Paper “LLMs taking shortcuts in test generation: A study with SAP HANA and LevelDB” published on arXiv

Published

April 17, 2026

Paper “LLMs taking shortcuts in test generation: A study with SAP HANA and LevelDB” published on arXiv

Cumulative fix curve from the SAP HANA study

Cumulative fix curve from the SAP HANA study

2026-04-17

THK-AI Research Report 2/2026 has been published on arXiv: arXiv:2604.14437. The authors are Vekil Bekmyradov, Noah C. Pütz, and Prof. Dr. Thomas Bartz-Beielstein.

Background

Vekil Bekmyradov was a Master student at the THK-AI Research Cluster at TH Köln. His thesis was supervised by Prof. Dr. Thomas Bartz-Beielstein and Noah C. Pütz. The paper is a result of this supervision, which was done in cooperation with SAP.

Research question

Large Language Models achieve impressive results on public benchmarks, which is often read as evidence of advanced reasoning and understanding. Recent work in cognitive science, however, suggests that these models frequently rely on shallow heuristics and memorisation, taking shortcuts rather than demonstrating genuine cognitive abilities.

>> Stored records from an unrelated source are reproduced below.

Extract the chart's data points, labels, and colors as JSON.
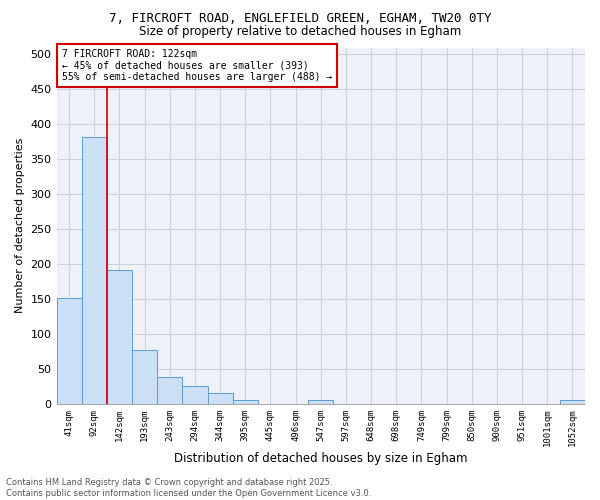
{
  "title_line1": "7, FIRCROFT ROAD, ENGLEFIELD GREEN, EGHAM, TW20 0TY",
  "title_line2": "Size of property relative to detached houses in Egham",
  "xlabel": "Distribution of detached houses by size in Egham",
  "ylabel": "Number of detached properties",
  "bar_color": "#cce0f5",
  "bar_edge_color": "#5b9bd5",
  "categories": [
    "41sqm",
    "92sqm",
    "142sqm",
    "193sqm",
    "243sqm",
    "294sqm",
    "344sqm",
    "395sqm",
    "445sqm",
    "496sqm",
    "547sqm",
    "597sqm",
    "648sqm",
    "698sqm",
    "749sqm",
    "799sqm",
    "850sqm",
    "900sqm",
    "951sqm",
    "1001sqm",
    "1052sqm"
  ],
  "values": [
    152,
    382,
    192,
    77,
    38,
    25,
    16,
    6,
    0,
    0,
    5,
    0,
    0,
    0,
    0,
    0,
    0,
    0,
    0,
    0,
    5
  ],
  "property_label": "7 FIRCROFT ROAD: 122sqm",
  "annotation_line1": "← 45% of detached houses are smaller (393)",
  "annotation_line2": "55% of semi-detached houses are larger (488) →",
  "vline_color": "#cc0000",
  "vline_x": 1.5,
  "ylim": [
    0,
    510
  ],
  "yticks": [
    0,
    50,
    100,
    150,
    200,
    250,
    300,
    350,
    400,
    450,
    500
  ],
  "ytick_labels": [
    "0",
    "50",
    "100",
    "150",
    "200",
    "250",
    "300",
    "350",
    "400",
    "450",
    "500"
  ],
  "footer_line1": "Contains HM Land Registry data © Crown copyright and database right 2025.",
  "footer_line2": "Contains public sector information licensed under the Open Government Licence v3.0.",
  "bg_color": "#eef2f8",
  "annotation_box_color": "#cc0000",
  "grid_color": "#c8d0dc",
  "title1_fontsize": 9,
  "title2_fontsize": 9
}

The paper examines this pattern empirically in the domain of automated test generation for software.

Approach

The study investigates LLM behaviour in test generation on two systems: the open-source LevelDB and the commercial database SAP HANA, one of the most widely deployed proprietary database systems worldwide. SAP HANA’s codebase is guaranteed to be absent from public training data, which lets the authors separate memorisation from genuine generalisation. Methodologically, cognitive evaluation principles following Mitchell’s mechanism-focused assessment are combined with empirical software testing, using mutation score and iterative compiler-feedback repair loops.

Findings

LLMs excel on familiar, open-source benchmarks but struggle with unseen, complex domains, often prioritising compilability over semantic effectiveness. The results provide independent software-engineering evidence for the broader claim that current LLMs lack robust reasoning, and argue for evaluation frameworks that penalise trivial shortcuts and reward true generalisation.

Citation: Bekmyradov, V., Pütz, N. C., Bartz-Beielstein, T. (2026). LLMs taking shortcuts in test generation: A study with SAP HANA and LevelDB. THK-AI Research Report 2/2026. arXiv:2604.14437.